Мейланд стал этим краем.
И они не жалели.
Постепенно к ним пришли люди: кто работать на ферме, кто в услужение в дом. Потом подтянулись вязальщицы... Как оказалось, шетландские овцы дают мягчайшую шерсть, которую только можно найти. И вот уже второй месяц Соланж учили вывязывать удивительно тонкие, будто сотканные из паутины узоры...
Получалось у нее так себе, но она не сдавалась.

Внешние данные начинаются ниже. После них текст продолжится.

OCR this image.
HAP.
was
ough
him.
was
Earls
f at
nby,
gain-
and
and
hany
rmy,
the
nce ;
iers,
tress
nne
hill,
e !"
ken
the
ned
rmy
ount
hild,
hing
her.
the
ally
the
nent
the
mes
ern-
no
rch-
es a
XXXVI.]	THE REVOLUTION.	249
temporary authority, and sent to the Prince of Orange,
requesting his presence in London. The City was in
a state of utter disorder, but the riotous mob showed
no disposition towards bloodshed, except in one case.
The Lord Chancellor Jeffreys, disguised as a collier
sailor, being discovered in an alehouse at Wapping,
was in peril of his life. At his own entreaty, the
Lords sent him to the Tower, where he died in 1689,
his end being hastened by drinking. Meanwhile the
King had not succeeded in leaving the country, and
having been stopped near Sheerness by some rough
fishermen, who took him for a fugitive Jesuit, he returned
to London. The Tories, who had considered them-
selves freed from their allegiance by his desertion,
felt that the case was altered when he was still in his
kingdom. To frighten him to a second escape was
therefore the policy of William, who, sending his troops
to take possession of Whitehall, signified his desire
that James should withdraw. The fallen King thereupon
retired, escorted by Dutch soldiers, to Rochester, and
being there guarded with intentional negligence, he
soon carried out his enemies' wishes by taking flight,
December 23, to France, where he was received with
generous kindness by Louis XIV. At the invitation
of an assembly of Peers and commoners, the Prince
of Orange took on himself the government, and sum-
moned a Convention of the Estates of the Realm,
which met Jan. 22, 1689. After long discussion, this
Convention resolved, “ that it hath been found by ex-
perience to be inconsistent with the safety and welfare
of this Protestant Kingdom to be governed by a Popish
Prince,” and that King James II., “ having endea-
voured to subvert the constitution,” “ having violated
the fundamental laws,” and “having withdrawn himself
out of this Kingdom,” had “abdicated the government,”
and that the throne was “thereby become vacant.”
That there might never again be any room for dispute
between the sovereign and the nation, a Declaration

– Не спишь? – хриплый со сна голос мужа застал ее за плетением этих узоров в своей голове.
– Недавно проснулась.
Он улыбался, с нежностью на неё глядя.
– Волнуешься, значит?
– Вот еще, – в тон ему отозвалась Соланж. – В конце концов, это только обряд. Просто... не спится.
Он перекатился на бок, подперев рукой голову.
– И о чем ты в таком случае думала? Обо мне? – Улыбка его стала шире, а в глазах заплясали бесята.
Соланж вроде как с возмущением дернула головой.
– Будто мне больше не о чем думать! – пожурила его. – Я, между прочим, об овцах и олушах думала, а вовсе не о тебе.
– Об овцах и олушах, значит. Вот кто тебе милее меня! – С такими словами Кайл подмял ее под себя, и губы взвизгнувшей было Соланж оказались запечатаны поцелуем. – Овцы и олуши... Кто бы подумал, – шептал он, оголяя худенькое плечо и покрывая поцелуями и его. – Что за нахальное пренебрежение мужем... Придется с этим что-то да сделать.
Соланж казалось, горячие губы любимого человека воспламеняют в ней кровь и затуманивают рассудок. В такие моменты она забывала себя...
Вот и сейчас поняла, что впилась в спину супруга острыми лисьими коготками.
Восприятие в полулисьем обличье оказалось острее в разы, словно природа ее другой сущности, соединяясь с человеческим «я», удваивала эффект.
Соланж застонала от удовольствия, наслаждаясь трением кожи, близостью тел, единением, прежде ей неизведанным.
Каждая ласка – как откровение.
Каждый вздох – музыка.
А мужчина, любивший ее, – волшебство большее, чем перевертыши.
– Если у нас родится ребенок, – вдруг выдохнула Соланж, – кем он будет, медведем или лисой?
Кайл, опешивший от такого вопроса, ткнулся носом ей в подбородок.
– Другого времени для такого вопроса ты, конечно же, не нашла? – Защекотал своими губами ей кожу.